I have read all sorts of posts and suggestions about monitor frequency. Each one describes some esoteric incantation needed to correct the problem. How exactly am I supposed to do this? I CAN'T SEE THE DESKTOP...AT ALL. EVER.

My monitor is a Viewsonic HD 30" widescreen that is about a year old, so I really am not interested in hearing that "your monitor is old and busted".

I have deleted the installation and re-installed WAY too many times with the same results every time.

While Vista took a little getting used to, at least I could see something on my monitor.

"It just works"? Don't think so. At least not for me...

Unless there is some sort of fix where I can lock in the monitor frequency during installation, I have wasted WAY too much time on something that has repeatedly disappointed me.

igknighted
January 28th, 2009, 09:55 AM
I have struggled with a Ubuntu installation to the point of complete disgust. Installation goes without a hitch, everything is just fine until I re-boot. While it is loading, Ubuntu displays at 60 HZ for login, but once past that I can see nothing. My monitor needs to run at 60 Hz but Ubuntu has decided that 70 Hz is what it is going to do.

I have read all sorts of posts and suggestions about monitor frequency. Each one describes some esoteric incantation needed to correct the problem. How exactly am I supposed to do this? I CAN'T SEE THE DESKTOP...AT ALL. EVER.

My monitor is a Viewsonic HD 30" widescreen that is about a year old, so I really am not interested in hearing that "your monitor is old and busted".

I have deleted the installation and re-installed WAY too many times with the same results every time.

While Vista took a little getting used to, at least I could see something on my monitor.

"It just works"? Don't think so. At least not for me...

Unless there is some sort of fix where I can lock in the monitor frequency during installation, I have wasted WAY too much time on something that has repeatedly disappointed me.

1) Take a deep breath and chill for a bit. In the end, it's just a computer, it's not worth getting upset about.

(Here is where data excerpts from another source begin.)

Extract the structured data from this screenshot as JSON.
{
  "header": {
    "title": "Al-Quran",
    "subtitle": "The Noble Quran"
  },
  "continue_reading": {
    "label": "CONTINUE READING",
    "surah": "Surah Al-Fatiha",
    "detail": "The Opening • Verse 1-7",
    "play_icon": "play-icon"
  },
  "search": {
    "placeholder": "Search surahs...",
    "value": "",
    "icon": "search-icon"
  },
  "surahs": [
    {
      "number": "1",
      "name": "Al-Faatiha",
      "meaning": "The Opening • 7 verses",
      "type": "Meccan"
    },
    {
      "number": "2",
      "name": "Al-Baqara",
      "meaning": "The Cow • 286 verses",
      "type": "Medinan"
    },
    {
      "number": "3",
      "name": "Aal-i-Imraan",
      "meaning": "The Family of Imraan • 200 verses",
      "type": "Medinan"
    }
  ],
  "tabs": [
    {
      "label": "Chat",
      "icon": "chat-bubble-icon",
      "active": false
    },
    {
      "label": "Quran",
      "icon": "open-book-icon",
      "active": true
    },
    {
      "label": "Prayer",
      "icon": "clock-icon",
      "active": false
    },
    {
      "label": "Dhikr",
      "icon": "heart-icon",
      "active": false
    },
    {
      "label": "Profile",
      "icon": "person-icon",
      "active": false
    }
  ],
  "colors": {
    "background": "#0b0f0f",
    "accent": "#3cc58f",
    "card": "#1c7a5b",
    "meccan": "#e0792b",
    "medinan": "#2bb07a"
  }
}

2) You will probably have to do some manual editing from the CLI. If you let it boot up (and the screen turn black when it goes out of range), try hitting ctrl+alt+f1 to switch back to a text-only terminal. Now you can enter some of the commands you see.

3) You are attempting to install a new and unfamiliar OS from scratch (even a windows install from scratch is a nightmare, thats why OEMs ship customized disks with all needed drivers). To think it would "just work" would be neive. It's a process, and a learning experience, and usually plenty of work. But there's millions worldwide who found it well worth it.

EDIT: I don't know a thing about how to manually set your refresh rate in the latest Ubuntu (8.10) due to some recent changes, Just trying to get you back on the right track here.

robert shearer
January 28th, 2009, 11:54 AM
While it is loading, Ubuntu displays at 60 HZ for login, but once past that I can see nothing.

This info is helpful.Thank you.

Now, assuming you are installing Ubuntu only and have no other o/s on this compy?

As soon as the compy completes its POST, and before the log in screen comes, up hit the 'Esc" key on your keyboard repeatedly.

This should bring up the grub menu (at a default 60hz so you should see it)
There will be some options here that you can try such as "fix x" or 'Recovery mode'.

scroll down to these and select one by pressing enter.

From memory fix x will try to reconfigure your video configuration, otherwise recovery mode will give you a text based command line system that we can use to configure the video settings.

Try those and post back. (be patient as we all have to sleep sometime and you may get several replys/helpers)

If you have a dual boot with another o/s then you should be seeing the grub screen anyway.

A couple more questions,
What is the video card make and model in your comp and are you using anything between the comp and the monitor? like a kvm switch ?

Assuming too that you are installing from the live cd? and are able to load that and get a desktop while it is running and before you install.(Post if otherwise.)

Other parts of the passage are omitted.